I’ve also realized how multi-dimensional my life is and how happiness/contentment in one area doesn’t necessarily translate into overall happiness. I guess a little more balance is in order. But what I have to decide is whether I am willing to make sacrifices in one area of my life in order to help improve things in another area.

The other thing about this blog is that it’s kind of evolved over time. I’ve used it as a soapbox, to entertain, to track weight-loss progress, to document training goals and accomplishments, and sometimes just to vent or rant. I guess it will kind of continue in that vein. I’ve decided that I don’t owe anything to anyone in terms of keeping it up to date or writing about what anyone in particular wants to read about. As the saying goes, Dance like nobody is watching (or, in this case, Write like nobody is reading).

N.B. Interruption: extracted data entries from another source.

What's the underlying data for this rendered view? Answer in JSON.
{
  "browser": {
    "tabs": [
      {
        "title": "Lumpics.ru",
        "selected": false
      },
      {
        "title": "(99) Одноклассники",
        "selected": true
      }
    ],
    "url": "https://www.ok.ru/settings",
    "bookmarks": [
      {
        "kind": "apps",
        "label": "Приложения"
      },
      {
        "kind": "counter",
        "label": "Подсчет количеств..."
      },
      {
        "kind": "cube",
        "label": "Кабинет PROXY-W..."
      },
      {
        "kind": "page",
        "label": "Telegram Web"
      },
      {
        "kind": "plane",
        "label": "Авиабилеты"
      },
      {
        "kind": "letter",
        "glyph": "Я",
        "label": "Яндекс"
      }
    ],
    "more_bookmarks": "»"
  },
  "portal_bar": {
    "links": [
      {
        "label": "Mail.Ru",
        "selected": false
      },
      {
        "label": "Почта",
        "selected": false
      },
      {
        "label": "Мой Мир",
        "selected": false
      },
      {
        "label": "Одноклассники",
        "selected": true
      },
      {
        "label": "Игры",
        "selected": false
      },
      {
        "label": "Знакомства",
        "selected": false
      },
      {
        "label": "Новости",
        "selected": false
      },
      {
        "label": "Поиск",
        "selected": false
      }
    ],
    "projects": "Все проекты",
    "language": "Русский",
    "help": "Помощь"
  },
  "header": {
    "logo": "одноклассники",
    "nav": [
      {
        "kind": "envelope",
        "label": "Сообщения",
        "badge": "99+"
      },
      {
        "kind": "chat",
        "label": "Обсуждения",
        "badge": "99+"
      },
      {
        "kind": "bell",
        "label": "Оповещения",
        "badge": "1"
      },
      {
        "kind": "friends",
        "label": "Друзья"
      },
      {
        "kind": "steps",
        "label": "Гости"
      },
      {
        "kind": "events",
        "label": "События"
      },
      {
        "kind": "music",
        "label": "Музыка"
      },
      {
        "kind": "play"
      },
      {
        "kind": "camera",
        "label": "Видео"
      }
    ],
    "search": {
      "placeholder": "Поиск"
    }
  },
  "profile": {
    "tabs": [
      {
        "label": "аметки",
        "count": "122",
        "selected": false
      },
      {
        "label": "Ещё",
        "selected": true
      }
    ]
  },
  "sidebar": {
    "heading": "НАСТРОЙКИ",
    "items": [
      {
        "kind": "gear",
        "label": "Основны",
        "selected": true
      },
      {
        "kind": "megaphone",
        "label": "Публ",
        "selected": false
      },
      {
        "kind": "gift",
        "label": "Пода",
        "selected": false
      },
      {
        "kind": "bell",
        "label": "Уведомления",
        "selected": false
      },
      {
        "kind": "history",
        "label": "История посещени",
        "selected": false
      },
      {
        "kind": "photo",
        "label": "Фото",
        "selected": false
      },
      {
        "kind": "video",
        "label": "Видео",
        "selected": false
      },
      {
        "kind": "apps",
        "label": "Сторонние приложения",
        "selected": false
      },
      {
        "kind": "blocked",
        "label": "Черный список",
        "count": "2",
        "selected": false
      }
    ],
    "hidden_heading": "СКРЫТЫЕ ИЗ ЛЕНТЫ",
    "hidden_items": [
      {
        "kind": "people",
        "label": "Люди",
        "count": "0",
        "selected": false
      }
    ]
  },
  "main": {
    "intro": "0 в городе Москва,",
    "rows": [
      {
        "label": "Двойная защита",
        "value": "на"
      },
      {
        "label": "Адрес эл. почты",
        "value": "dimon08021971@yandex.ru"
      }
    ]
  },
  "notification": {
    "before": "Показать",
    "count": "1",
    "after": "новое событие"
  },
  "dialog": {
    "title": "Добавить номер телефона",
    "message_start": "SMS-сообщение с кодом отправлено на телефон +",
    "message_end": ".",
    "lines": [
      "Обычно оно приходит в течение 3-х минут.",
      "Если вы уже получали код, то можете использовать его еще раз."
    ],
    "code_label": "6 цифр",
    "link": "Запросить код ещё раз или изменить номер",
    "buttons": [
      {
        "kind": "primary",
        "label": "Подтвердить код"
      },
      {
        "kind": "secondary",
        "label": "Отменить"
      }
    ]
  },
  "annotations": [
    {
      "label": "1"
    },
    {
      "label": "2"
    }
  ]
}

So, what is actually going on in my life write now?

Weight: I’m still hovering around 170-172. I’d really like to be 150. My “lowest weight ever” is 164.5. That said, I’m not really locked into a number on the scales so much as I’d like to be a particular size (e.g., a 10). I want to get my waist measurement down below 32 inches. I want to get these rolls of fat off my abdomen and back. If I can do that, I really don’t care about my actual weight. And given the fact that I have a fair amount of muscle mass, I likely will never be 135 pounds.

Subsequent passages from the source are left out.